Cet amour-là

"Elle dit: non, ne pleurez pas, ce n'est pas triste, en rien, en aucun cas. Il s'agit de vous et de pas vous, oubliez votre personne, ça n'a aucune importance. Il ne faut pas se prendre pour un héros. Vous êtes rien. C'est ce qui me plaît. Restez comme ça. Ne changez pas. Restez. On va lire ensemble."

Yann Andréa

Sorges 2 *

Assise à son poste d’observation, tout au bout de la rangée des bureaux alignés, l’enfant ne voit que les fenêtres qui ouvrent les murs de la salle de classe sur deux côtés. Une embarcation volante, un lieu suspendu, calfeutré entre deux moments : le matin et le soir, la fureur de vivre. C’est très rigolo, d’ailleurs, ces circonstances atténuantes qui font que la province (c’est le mot qu’ils ont tous au bord des lèvres, la moue dégouttée) soit la même qu’ailleurs mais pas tout à fait. Avant, la salle de classe, c’était les robes smocks, les copines, les sacs Barbie, jouer à l’élastique et dire le Notre Père. Et là, il faudrait admettre que ce lieu tout en lino blanc et en fer jaune et bleu, où les gens sont bariolés et mélodieux, où la croix est remplacée par des cartes et un coin lecture ; ce lieu vulgaire au sens où il brûle dedans quand on y est, où les couleurs semblent n’avoir pour seul et unique but que de détraquer les captifs ; admettre que ce lieu est aussi une salle de classe. Tout ce qu’elle admet, c’est que c’est du faux, que si elle arrive à rester elle, à ne jamais prononcer les « o » comme eux, ça passera sans mal.

Au loin, le gazon et les cages de but, le sport. Dans la cour, de quoi jouer à la marelle et des feuilles mortes. Jaunes. Décomposées. Une odeur de moisi. Une odeur humide. L’automne.
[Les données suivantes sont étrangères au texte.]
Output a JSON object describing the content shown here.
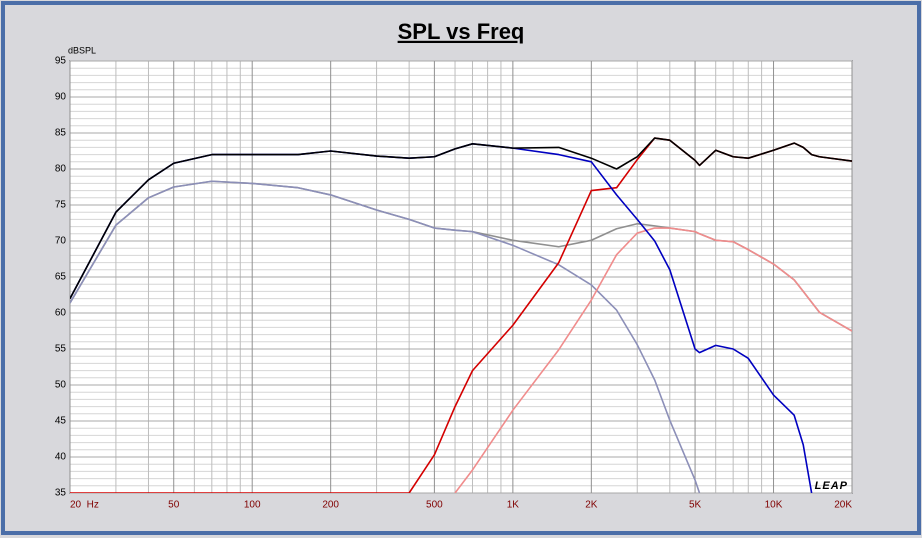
{
  "chart_data": {
    "type": "line",
    "title": "SPL vs Freq",
    "ylabel": "dBSPL",
    "watermark": "LEAP",
    "xlog": true,
    "xlim": [
      20,
      20000
    ],
    "ylim": [
      35,
      95
    ],
    "grid": true,
    "xticks": [
      {
        "value": 20,
        "label": "20  Hz"
      },
      50,
      100,
      200,
      500,
      {
        "value": 1000,
        "label": "1K"
      },
      {
        "value": 2000,
        "label": "2K"
      },
      {
        "value": 5000,
        "label": "5K"
      },
      {
        "value": 10000,
        "label": "10K"
      },
      {
        "value": 20000,
        "label": "20K"
      }
    ],
    "xminorticks": [
      30,
      40,
      60,
      70,
      80,
      90,
      300,
      400,
      600,
      700,
      800,
      900,
      3000,
      4000,
      6000,
      7000,
      8000,
      9000
    ],
    "yticks": [
      35,
      40,
      45,
      50,
      55,
      60,
      65,
      70,
      75,
      80,
      85,
      90,
      95
    ],
    "yminorticks": [
      36,
      37,
      38,
      39,
      41,
      42,
      43,
      44,
      46,
      47,
      48,
      49,
      51,
      52,
      53,
      54,
      56,
      57,
      58,
      59,
      61,
      62,
      63,
      64,
      66,
      67,
      68,
      69,
      71,
      72,
      73,
      74,
      76,
      77,
      78,
      79,
      81,
      82,
      83,
      84,
      86,
      87,
      88,
      89,
      91,
      92,
      93,
      94
    ],
    "x": [
      20,
      30,
      40,
      50,
      70,
      100,
      150,
      200,
      300,
      400,
      500,
      600,
      700,
      1000,
      1500,
      2000,
      2500,
      3000,
      3500,
      4000,
      5000,
      5200,
      6000,
      7000,
      8000,
      10000,
      12000,
      13000,
      14000,
      15000,
      20000
    ],
    "series": [
      {
        "color": "#8f8f8f",
        "values": [
          61.4,
          72.2,
          76,
          77.5,
          78.3,
          78,
          77.4,
          76.4,
          74.3,
          73,
          71.8,
          71.5,
          71.3,
          70.1,
          69.2,
          70.1,
          71.7,
          72.4,
          72.1,
          71.8,
          71.3,
          71,
          70.1,
          69.9,
          68.8,
          66.8,
          64.6,
          63,
          61.5,
          60.1,
          57.5
        ]
      },
      {
        "color": "#8c8fb8",
        "values": [
          61.4,
          72.2,
          76,
          77.5,
          78.3,
          78,
          77.4,
          76.4,
          74.3,
          73,
          71.8,
          71.5,
          71.3,
          69.4,
          66.7,
          63.9,
          60.4,
          55.6,
          50.7,
          45.1,
          36.8,
          35,
          null,
          null,
          null,
          null,
          null,
          null,
          null,
          null,
          null
        ]
      },
      {
        "color": "#f08c8c",
        "values": [
          null,
          null,
          null,
          null,
          null,
          null,
          null,
          null,
          null,
          null,
          null,
          35,
          38.2,
          46.5,
          54.9,
          61.8,
          68.1,
          71.1,
          71.8,
          71.8,
          71.3,
          71,
          70.1,
          69.9,
          68.8,
          66.8,
          64.6,
          63,
          61.5,
          60.1,
          57.5
        ]
      },
      {
        "color": "#d40000",
        "values": [
          35,
          35,
          35,
          35,
          35,
          35,
          35,
          35,
          35,
          35,
          40.3,
          47,
          52,
          58.3,
          67,
          77,
          77.4,
          81.3,
          84.3,
          84,
          81.2,
          80.5,
          82.6,
          81.7,
          81.5,
          82.6,
          83.6,
          83,
          82,
          81.7,
          81.1
        ]
      },
      {
        "color": "#0000c0",
        "values": [
          62,
          74,
          78.5,
          80.8,
          82,
          82,
          82,
          82.5,
          81.8,
          81.5,
          81.7,
          82.8,
          83.5,
          82.9,
          82,
          81,
          76.4,
          73,
          70,
          66,
          55,
          54.5,
          55.5,
          55,
          53.7,
          48.6,
          45.8,
          41.7,
          35,
          null,
          null
        ]
      },
      {
        "color": "#000000",
        "values": [
          62,
          74,
          78.5,
          80.8,
          82,
          82,
          82,
          82.5,
          81.8,
          81.5,
          81.7,
          82.8,
          83.5,
          82.9,
          83,
          81.5,
          80,
          81.7,
          84.3,
          84,
          81.2,
          80.5,
          82.6,
          81.7,
          81.5,
          82.6,
          83.6,
          83,
          82,
          81.7,
          81.1
        ]
      }
    ]
  }
}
Le temps qui passe et la solitude. La chaude assurance de l’enfance et la dureté des cœurs heureux. Les jours sont des films fades au scénario trop léger pour être crédible. Les jours sont prétextes à l’évasion. Les jours réveillent les souvenirs. Et les sourires francs des condisciples comme autant de leurres, adressés à d’autres, dans une logique inaccessible. L’enfant cherche une formule qui lui permettrait d’accéder à ce monde. L’enfant cherche une raison et ne trouve que des fuites. Elle sait déjà que grandir n’y changera rien. Elle sait déjà.

1 commentaire:

Anonyme a dit…

Un très beau texte,comme suspendu...on ne saurait le contextualiser. On imagine le vide autour de cet espace,comme une métaphore de la solitude. Continuez!